Yesterday Ed Miliband chose to focus on housing benefit at PMQs and play the long game. However the tactic appears to have borne fruit already, as the coalition’s housing policies have dominated today’s media coverage.

Ken Livingstone was on the Today Programme this morning, talking about what he called the “human tragedy” of housing in London:

Ken Livingstone“House prices in London are just completely unreal, someone earning £70,000 can’t afford to buy a home, either you cap the rents – which I’d like to see instead of subsidising landlords – or we’re going to see thousands of people displaced from central London.”

“We know London councils are starting to make block bookings at bed and breakfast places along the south coast, many of those areas haven’t got the school places or social care support that will be needed.”

Later today, in response to Boris Johnson’s bizarre u-turn on coalition housing policy, Livingstone commented:

“Boris Johnson’s chaos over the Government’s disastrous plans to cap housing benefit demonstrates his complete inability to put the interests of Londoners first before the interests of the Conservative Party and his own self interest.”

“Boris Johnson cannot make his mind up between condemning changes to housing benefits or a robust defence of the Government just hours later. Because he is a Conservative he will always be under pressure to put his government before the interests of London.”

Shadow communities and local government secretary Caroline Flint described the coalition’s housing policy as a “hammer blow” to families and the construction industry:

Caroline Flint“One minister had already been hauled before the Commons for getting his facts wrong. Today figures produced by his own department show that the Housing Minister doesn’t even know how many homes have been built.”

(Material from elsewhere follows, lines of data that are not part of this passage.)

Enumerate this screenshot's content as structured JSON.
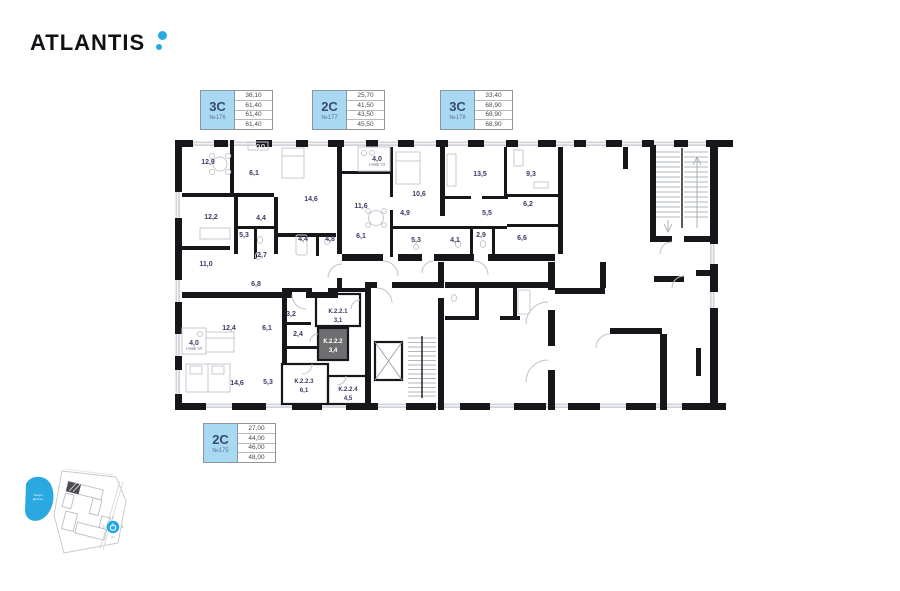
{
  "brand": {
    "name": "ATLANTIS"
  },
  "units": [
    {
      "type": "3С",
      "number": "№176",
      "areas": [
        "36,10",
        "61,40",
        "61,40",
        "61,40"
      ]
    },
    {
      "type": "2С",
      "number": "№177",
      "areas": [
        "25,70",
        "41,50",
        "43,50",
        "45,50"
      ]
    },
    {
      "type": "3С",
      "number": "№178",
      "areas": [
        "33,40",
        "68,90",
        "68,90",
        "68,90"
      ]
    },
    {
      "type": "2С",
      "number": "№175",
      "areas": [
        "27,00",
        "44,00",
        "46,00",
        "48,00"
      ]
    }
  ],
  "plan": {
    "coef_note": "с коэф. 0,5",
    "rooms": [
      {
        "label": "12,9",
        "x": 38,
        "y": 28
      },
      {
        "label": "6,1",
        "x": 84,
        "y": 39
      },
      {
        "label": "12,2",
        "x": 41,
        "y": 83
      },
      {
        "label": "4,4",
        "x": 91,
        "y": 84
      },
      {
        "label": "5,3",
        "x": 74,
        "y": 101
      },
      {
        "label": "2,7",
        "x": 92,
        "y": 121
      },
      {
        "label": "11,0",
        "x": 36,
        "y": 130
      },
      {
        "label": "14,6",
        "x": 141,
        "y": 65
      },
      {
        "label": "4,4",
        "x": 133,
        "y": 105
      },
      {
        "label": "4,8",
        "x": 160,
        "y": 105
      },
      {
        "label": "4,0",
        "x": 207,
        "y": 25,
        "note": true
      },
      {
        "label": "11,6",
        "x": 191,
        "y": 72
      },
      {
        "label": "6,1",
        "x": 191,
        "y": 102
      },
      {
        "label": "10,6",
        "x": 249,
        "y": 60
      },
      {
        "label": "4,9",
        "x": 235,
        "y": 79
      },
      {
        "label": "5,3",
        "x": 246,
        "y": 106
      },
      {
        "label": "13,5",
        "x": 310,
        "y": 40
      },
      {
        "label": "5,5",
        "x": 317,
        "y": 79
      },
      {
        "label": "4,1",
        "x": 285,
        "y": 106
      },
      {
        "label": "2,9",
        "x": 311,
        "y": 101
      },
      {
        "label": "9,3",
        "x": 361,
        "y": 40
      },
      {
        "label": "6,2",
        "x": 358,
        "y": 70
      },
      {
        "label": "6,6",
        "x": 352,
        "y": 104
      },
      {
        "label": "6,8",
        "x": 86,
        "y": 150
      },
      {
        "label": "3,2",
        "x": 121,
        "y": 180
      },
      {
        "label": "2,4",
        "x": 128,
        "y": 200
      },
      {
        "label": "12,4",
        "x": 59,
        "y": 194
      },
      {
        "label": "6,1",
        "x": 97,
        "y": 194
      },
      {
        "label": "4,0",
        "x": 24,
        "y": 209,
        "note": true
      },
      {
        "label": "14,6",
        "x": 67,
        "y": 249
      },
      {
        "label": "5,3",
        "x": 98,
        "y": 248
      }
    ],
    "storages": [
      {
        "name": "К.2.2.1",
        "area": "3,1",
        "x": 168,
        "y": 177
      },
      {
        "name": "К.2.2.2",
        "area": "3,4",
        "x": 163,
        "y": 207,
        "selected": true
      },
      {
        "name": "К.2.2.3",
        "area": "6,1",
        "x": 134,
        "y": 247
      },
      {
        "name": "К.2.2.4",
        "area": "4,5",
        "x": 178,
        "y": 255
      }
    ]
  },
  "minimap": {
    "lake": {
      "line1": "Озеро",
      "line2": "Долгое"
    },
    "compass": {
      "north": "С",
      "east": "В",
      "south": "Ю",
      "west": "З"
    }
  },
  "colors": {
    "accent": "#2aa9e1",
    "card_fill": "#a7d9f2",
    "room_label": "#3e3b63",
    "highlight_cell": "#6e6e70",
    "wall": "#17171b",
    "window": "#cfd4db"
  }
}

“Labour built more than half a million new affordable homes in government and even in the teeth of recession we built more than 50,000 new affordable homes. The scale and severity of the coalition’s cuts to the housing budget have dealt a hammer blow to the hopes of thousands of families trying to get their own home, and to the construction industry, which is vital for our economic recovery. The least we should expect is for them to be straight with people.”

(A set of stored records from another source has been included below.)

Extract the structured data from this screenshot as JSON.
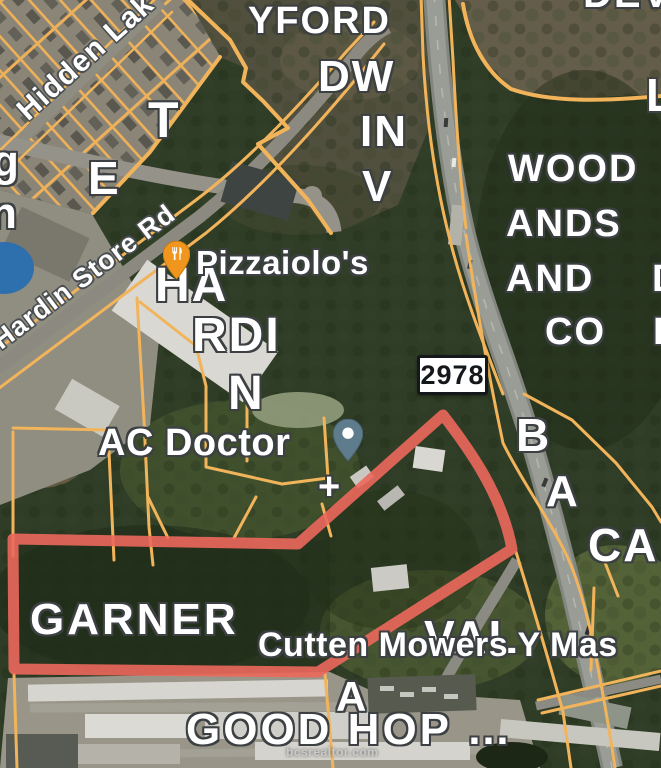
{
  "map": {
    "watermark": "bcsrealtor.com",
    "road_shield": {
      "route_number": "2978"
    },
    "road_labels": {
      "hidden_lake": "Hidden Lak",
      "hardin_store_rd": "Hardin Store Rd"
    },
    "poi": {
      "pizzaiolos": {
        "label": "Pizzaiolo's",
        "icon": "restaurant-pin",
        "pin_color": "#F0961E"
      },
      "ac_doctor": {
        "label": "AC Doctor",
        "icon": "place-pin",
        "pin_color": "#5E7C8C"
      },
      "cutten_mowers": {
        "label": "Cutten Mowers Y Mas"
      },
      "plus_marker": "+"
    },
    "area_labels": {
      "yford": "YFORD",
      "dw": "DW",
      "in": "IN",
      "v": "V",
      "t": "T",
      "e": "E",
      "g_partial": "g",
      "n_partial": "n",
      "dev_partial": "DEV",
      "l_partial": "L",
      "wood": "WOOD",
      "ands": "ANDS",
      "and": "AND",
      "d_partial_upper": "D",
      "co": "CO",
      "d_partial_lower": "D",
      "b": "B",
      "a_upper": "A",
      "ca": "CA",
      "ha": "HA",
      "rdi": "RDI",
      "n_hardin": "N",
      "garner": "GARNER",
      "val_partial": "VAL",
      "a_lower": "A",
      "good_hop": "GOOD HOP …"
    },
    "highlight_color": "#EC685C",
    "parcel_line_color": "#F2B45B"
  }
}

And speaking to Sky News Douglas Alexander was concerned about the impact of housing benefit cuts on people who had lost their jobs, and yet are unable to find alternative employment.

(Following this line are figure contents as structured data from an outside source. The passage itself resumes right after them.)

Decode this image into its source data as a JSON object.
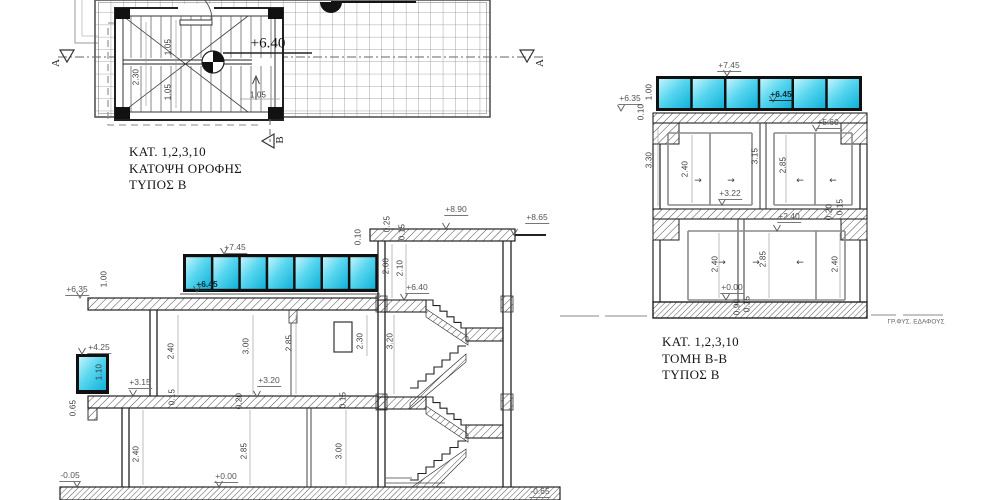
{
  "drawing": {
    "colors": {
      "window_cyan_light": "#c3f4fc",
      "window_cyan_mid": "#58d6ef",
      "window_cyan_deep": "#10b1d9",
      "ink": "#1a1a1a"
    },
    "plan": {
      "title_lines": [
        "ΚΑΤ.  1,2,3,10",
        "ΚΑΤΟΨΗ ΟΡΟΦΗΣ",
        "ΤΥΠΟΣ   Β"
      ],
      "labels": [
        {
          "name": "dim-stair-depth",
          "text": "2.30",
          "x": 136,
          "y": 77,
          "rot": true
        },
        {
          "name": "dim-flight-top",
          "text": "1.05",
          "x": 168,
          "y": 47,
          "rot": true
        },
        {
          "name": "dim-flight-bottom",
          "text": "1.05",
          "x": 168,
          "y": 92,
          "rot": true
        },
        {
          "name": "dim-landing",
          "text": "1.05",
          "x": 258,
          "y": 95
        },
        {
          "name": "elev-roof-level",
          "text": "+6.40",
          "x": 268,
          "y": 44,
          "kind": "elevbig"
        },
        {
          "name": "section-marker-a-left",
          "text": "A",
          "x": 56,
          "y": 63,
          "rot": true,
          "kind": "marker"
        },
        {
          "name": "section-marker-a-right",
          "text": "A",
          "x": 540,
          "y": 63,
          "rot": true,
          "kind": "marker"
        },
        {
          "name": "section-marker-b",
          "text": "B",
          "x": 280,
          "y": 140,
          "rot": true,
          "kind": "marker"
        }
      ]
    },
    "section_a": {
      "labels": [
        {
          "name": "elev-745",
          "text": "+7.45",
          "x": 235,
          "y": 248,
          "kind": "elev"
        },
        {
          "name": "elev-645",
          "text": "+6.45",
          "x": 207,
          "y": 285,
          "kind": "elevdark"
        },
        {
          "name": "elev-635",
          "text": "+6.35",
          "x": 77,
          "y": 290,
          "kind": "elev"
        },
        {
          "name": "elev-425",
          "text": "+4.25",
          "x": 99,
          "y": 348,
          "kind": "elev"
        },
        {
          "name": "elev-315",
          "text": "+3.15",
          "x": 140,
          "y": 383,
          "kind": "elev"
        },
        {
          "name": "elev-320",
          "text": "+3.20",
          "x": 269,
          "y": 381,
          "kind": "elev"
        },
        {
          "name": "elev-000",
          "text": "+0.00",
          "x": 226,
          "y": 477,
          "kind": "elev"
        },
        {
          "name": "elev-minus005",
          "text": "-0.05",
          "x": 70,
          "y": 476,
          "kind": "elev"
        },
        {
          "name": "elev-minus065",
          "text": "-0.65",
          "x": 540,
          "y": 492,
          "kind": "elev"
        },
        {
          "name": "elev-640",
          "text": "+6.40",
          "x": 417,
          "y": 288,
          "kind": "elev"
        },
        {
          "name": "elev-890",
          "text": "+8.90",
          "x": 456,
          "y": 210,
          "kind": "elev"
        },
        {
          "name": "elev-865",
          "text": "+8.65",
          "x": 537,
          "y": 218,
          "kind": "elev"
        },
        {
          "name": "dim-100",
          "text": "1.00",
          "x": 104,
          "y": 279,
          "rot": true
        },
        {
          "name": "dim-110",
          "text": "1.10",
          "x": 99,
          "y": 372,
          "rot": true
        },
        {
          "name": "dim-065",
          "text": "0.65",
          "x": 73,
          "y": 408,
          "rot": true
        },
        {
          "name": "dim-240-upper",
          "text": "2.40",
          "x": 171,
          "y": 351,
          "rot": true
        },
        {
          "name": "dim-300-upper",
          "text": "3.00",
          "x": 246,
          "y": 346,
          "rot": true
        },
        {
          "name": "dim-285-upper",
          "text": "2.85",
          "x": 289,
          "y": 343,
          "rot": true
        },
        {
          "name": "dim-230-upper",
          "text": "2.30",
          "x": 360,
          "y": 341,
          "rot": true
        },
        {
          "name": "dim-320-stair",
          "text": "3.20",
          "x": 390,
          "y": 341,
          "rot": true
        },
        {
          "name": "dim-015-upper",
          "text": "0.15",
          "x": 172,
          "y": 397,
          "rot": true
        },
        {
          "name": "dim-020-upper",
          "text": "0.20",
          "x": 239,
          "y": 401,
          "rot": true
        },
        {
          "name": "dim-015-upper-b",
          "text": "0.15",
          "x": 343,
          "y": 400,
          "rot": true
        },
        {
          "name": "dim-240-ground",
          "text": "2.40",
          "x": 136,
          "y": 454,
          "rot": true
        },
        {
          "name": "dim-285-ground",
          "text": "2.85",
          "x": 244,
          "y": 451,
          "rot": true
        },
        {
          "name": "dim-300-ground",
          "text": "3.00",
          "x": 339,
          "y": 451,
          "rot": true
        },
        {
          "name": "dim-010-parapet",
          "text": "0.10",
          "x": 358,
          "y": 237,
          "rot": true
        },
        {
          "name": "dim-025-slab",
          "text": "0.25",
          "x": 387,
          "y": 224,
          "rot": true
        },
        {
          "name": "dim-015-slab",
          "text": "0.15",
          "x": 402,
          "y": 232,
          "rot": true
        },
        {
          "name": "dim-200-stair",
          "text": "2.00",
          "x": 386,
          "y": 266,
          "rot": true
        },
        {
          "name": "dim-210-stair",
          "text": "2.10",
          "x": 400,
          "y": 268,
          "rot": true
        }
      ]
    },
    "section_b": {
      "title_lines": [
        "ΚΑΤ.  1,2,3,10",
        "ΤΟΜΗ Β-Β",
        "ΤΥΠΟΣ   Β"
      ],
      "ground_line_label": "ΓΡ.ΦΥΣ. ΕΔΑΦΟΥΣ",
      "labels": [
        {
          "name": "elev-745",
          "text": "+7.45",
          "x": 729,
          "y": 66,
          "kind": "elev"
        },
        {
          "name": "elev-645",
          "text": "+6.45",
          "x": 781,
          "y": 95,
          "kind": "elevdark"
        },
        {
          "name": "elev-635",
          "text": "+6.35",
          "x": 630,
          "y": 99,
          "kind": "elev"
        },
        {
          "name": "elev-560",
          "text": "+5.60",
          "x": 828,
          "y": 123,
          "kind": "elev"
        },
        {
          "name": "elev-322",
          "text": "+3.22",
          "x": 730,
          "y": 194,
          "kind": "elev"
        },
        {
          "name": "elev-240",
          "text": "+2.40",
          "x": 789,
          "y": 217,
          "kind": "elev"
        },
        {
          "name": "elev-000",
          "text": "+0.00",
          "x": 732,
          "y": 288,
          "kind": "elev"
        },
        {
          "name": "dim-100",
          "text": "1.00",
          "x": 649,
          "y": 92,
          "rot": true
        },
        {
          "name": "dim-010",
          "text": "0.10",
          "x": 641,
          "y": 112,
          "rot": true
        },
        {
          "name": "dim-330",
          "text": "3.30",
          "x": 649,
          "y": 160,
          "rot": true
        },
        {
          "name": "dim-240-upper",
          "text": "2.40",
          "x": 685,
          "y": 169,
          "rot": true
        },
        {
          "name": "dim-315",
          "text": "3.15",
          "x": 755,
          "y": 156,
          "rot": true
        },
        {
          "name": "dim-285-upper",
          "text": "2.85",
          "x": 783,
          "y": 165,
          "rot": true
        },
        {
          "name": "dim-020",
          "text": "0.20",
          "x": 829,
          "y": 212,
          "rot": true
        },
        {
          "name": "dim-015",
          "text": "0.15",
          "x": 840,
          "y": 207,
          "rot": true
        },
        {
          "name": "dim-240-ground-left",
          "text": "2.40",
          "x": 715,
          "y": 264,
          "rot": true
        },
        {
          "name": "dim-285-ground",
          "text": "2.85",
          "x": 763,
          "y": 259,
          "rot": true
        },
        {
          "name": "dim-240-ground-right",
          "text": "2.40",
          "x": 835,
          "y": 264,
          "rot": true
        },
        {
          "name": "dim-090",
          "text": "0.90",
          "x": 737,
          "y": 307,
          "rot": true
        },
        {
          "name": "dim-015-ground",
          "text": "0.15",
          "x": 747,
          "y": 304,
          "rot": true
        },
        {
          "name": "slide-arrow-ul-1",
          "text": "→",
          "x": 698,
          "y": 181,
          "kind": "arrow"
        },
        {
          "name": "slide-arrow-ul-2",
          "text": "→",
          "x": 731,
          "y": 181,
          "kind": "arrow"
        },
        {
          "name": "slide-arrow-ur-1",
          "text": "←",
          "x": 800,
          "y": 181,
          "kind": "arrow"
        },
        {
          "name": "slide-arrow-ur-2",
          "text": "←",
          "x": 833,
          "y": 181,
          "kind": "arrow"
        },
        {
          "name": "slide-arrow-g-1",
          "text": "→",
          "x": 722,
          "y": 263,
          "kind": "arrow"
        },
        {
          "name": "slide-arrow-g-2",
          "text": "→",
          "x": 756,
          "y": 263,
          "kind": "arrow"
        },
        {
          "name": "slide-arrow-g-3",
          "text": "←",
          "x": 800,
          "y": 263,
          "kind": "arrow"
        },
        {
          "name": "ground-line-label",
          "text": "ΓΡ.ΦΥΣ. ΕΔΑΦΟΥΣ",
          "x": 916,
          "y": 322,
          "kind": "tiny"
        }
      ]
    }
  }
}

Douglas Alexander Profile“If you look at the package of savings, the Conservatives are trying to take three times as much money off an unemployed person who’s found themselves unable to secure work after a year than over the cap they’re spending all the time talking about.”

“It’s wrong that if somebody has been doing everything they can do get into work, at a time in the economy when five people are chasing every single vacancy, that you decide as this government has, to punish them after a year by cutting ten per cent of the cash they have to pay their rent.”